AUTHOR=Kaushik Abhinav , Chang Iris , Han Xiaorui , He Ziyuan , Komlosi Zsolt I. , Ji Xuhuai , Cao Shu , Akdis Cezmi A. , Boyd Scott , Pulendran Bali , Maecker Holden T. , Davis Mark M. , Chinthrajah R. Sharon , DeKruyff Rosemarie H. , Nadeau Kari C. TITLE=Single cell multi-omic analysis identifies key genes differentially expressed in innate lymphoid cells from COVID-19 patients JOURNAL=Frontiers in Immunology VOLUME=15 YEAR=2024 URL=https://www.frontiersin.org/journals/immunology/articles/10.3389/fimmu.2024.1374828 DOI=10.3389/fimmu.2024.1374828 ISSN=1664-3224 ABSTRACT=Introduction

Innate lymphoid cells (ILCs) are enriched at mucosal surfaces where they respond rapidly to environmental stimuli and contribute to both tissue inflammation and healing.

Methods

To gain insight into the role of ILCs in the pathology and recovery from COVID-19 infection, we employed a multi-omics approach consisting of Abseq and targeted mRNA sequencing to respectively probe the surface marker expression, transcriptional profile and heterogeneity of ILCs in peripheral blood of patients with COVID-19 compared with healthy controls.

Results

We found that the frequency of ILC1 and ILC2 cells was significantly increased in COVID-19 patients. Moreover, all ILC subsets displayed a significantly higher frequency of CD69-expressing cells, indicating a heightened state of activation. ILC2s from COVID-19 patients had the highest number of significantly differentially expressed (DE) genes.
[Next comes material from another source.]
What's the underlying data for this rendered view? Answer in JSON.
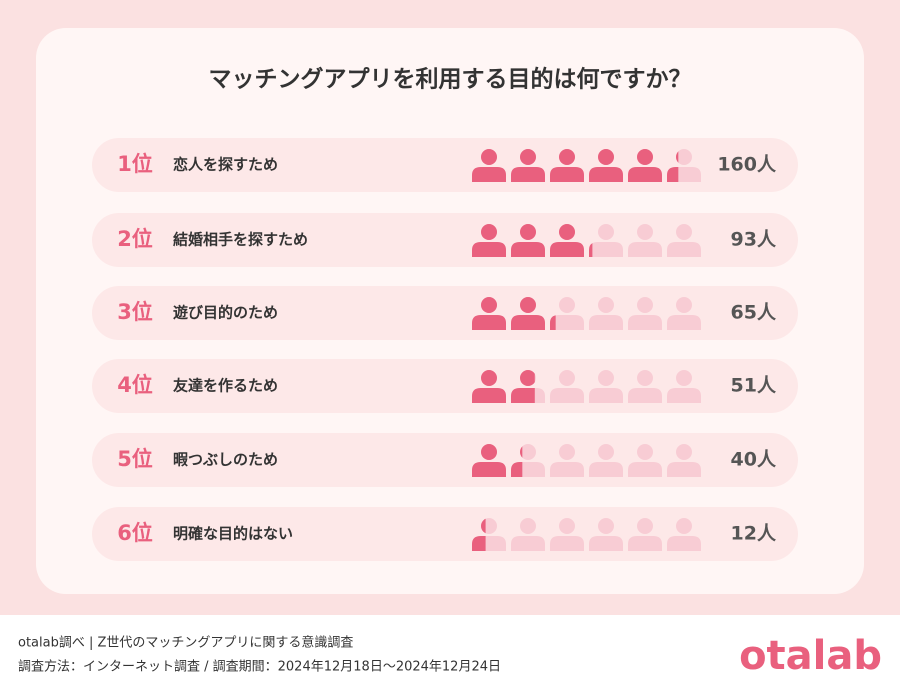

The most notable genes DE in COVID-19 vs healthy participants included a) genes associated with responses to virus infections and b) genes that support ILC self-proliferation, activation and homeostasis. In addition, differential gene regulatory network analysis revealed ILC-specific regulons and their interactions driving the differential gene expression in each ILC.

Discussion

Overall, this study provides mechanistic insights into the characteristics of ILC subsets activated during COVID-19 infection.